Take Zuora customer, SiteMinder, as an example. SiteMinder is a Sydney-based leader in guest acquisition for hotels. Its Partner Program, which it trialled in the middle of this year, reflects its belief that organisations in this industry work best when they work together. 

 

"We believe in collective power, especially at this most crucial time when hotel businesses need every chance to succeed,” Siteminder Chief Growth Officer, Dai Williams, said during the program announcement. 

 

SiteMinder has long talked about the “fragmented” nature of the industry and its Partner Program is another step towards mitigating this problem. 

 

 

Subscription Air Travel

If you know anything about airlines, you'd know they run capital-intensive businesses - and the advent of low-cost carriers has thrown many of them into brutal pricing wars. In many cases, an airline doesn’t know if a flight is going to be profitable until the passenger door slams shut. Talk about flying by the seat of your commercial pants. 

 

Airlines, perhaps more than anyone else in the travel industry, are in desperate need of revenue predictability. 

 

Long-time Zuora customer Surf Air in the US has been a pioneer in this space since 2013 - it offers access to a set number of routes in California and Texas starting at $199 a month.
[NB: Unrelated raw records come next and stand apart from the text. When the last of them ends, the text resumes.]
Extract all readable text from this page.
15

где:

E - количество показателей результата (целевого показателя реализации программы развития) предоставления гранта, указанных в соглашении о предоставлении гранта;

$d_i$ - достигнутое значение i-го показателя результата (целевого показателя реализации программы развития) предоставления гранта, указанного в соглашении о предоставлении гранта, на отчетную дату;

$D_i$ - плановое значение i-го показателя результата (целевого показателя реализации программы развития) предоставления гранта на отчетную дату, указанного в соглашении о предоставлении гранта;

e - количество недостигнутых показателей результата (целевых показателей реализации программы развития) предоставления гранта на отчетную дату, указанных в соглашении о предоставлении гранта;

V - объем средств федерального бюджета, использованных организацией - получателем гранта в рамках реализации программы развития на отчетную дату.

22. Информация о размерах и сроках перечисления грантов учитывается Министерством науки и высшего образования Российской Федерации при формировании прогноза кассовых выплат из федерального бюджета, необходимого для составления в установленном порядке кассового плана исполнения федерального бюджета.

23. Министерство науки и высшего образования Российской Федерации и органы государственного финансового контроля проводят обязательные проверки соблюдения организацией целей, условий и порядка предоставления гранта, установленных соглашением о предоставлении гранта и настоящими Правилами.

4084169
And it plans to go public soon. 

 

I think we’ll see similar offers from major airlines all over the world, including in Australia, next year.

 

The Airbnb-ification of Hotels

This has been going on for some time, especially in the US, but I bet we’re going to see more hybrid hospitality subscription models next year. 

 

These models combine the independence and individuality of private residences with the amenities and services of hotels like keyless check-in, 24-hour concierge, business centres, and more. 

 

Expansion of the Destination Club Model 

What if you were a hotel that had all your booking revenue lined up a year ahead of time? That’s essentially what a destination club allows. 

 

Here, Inspirato is another pioneer. Its tag line is “Subscribe to safe, luxury vacation rentals.” Members subscribe for access to a set number of stays at high-end homes around the world. They’ve suffered hardly any attrition during COVID, and even reported a renewal rate of 97% in June. 

 

Expect to see this model spread to all sorts of non-luxury groups in 2021.

 

Overall, I think we’re eventually going to see the travel industry’s reliance on individual bookings, commissions and fee charges collapse under its own weight. It’s the depressing result of a product mindset that prioritises add-ons and revenue extraction ahead of people going on holiday. 

 

Fortunately, the experience of travel planning is rapidly evolving from a sequence of painful transactions into a smart, intuitive service that gets you from point A to point B with zero fuss and zero logistics. 

 

That can only be better for the industry and for travellers.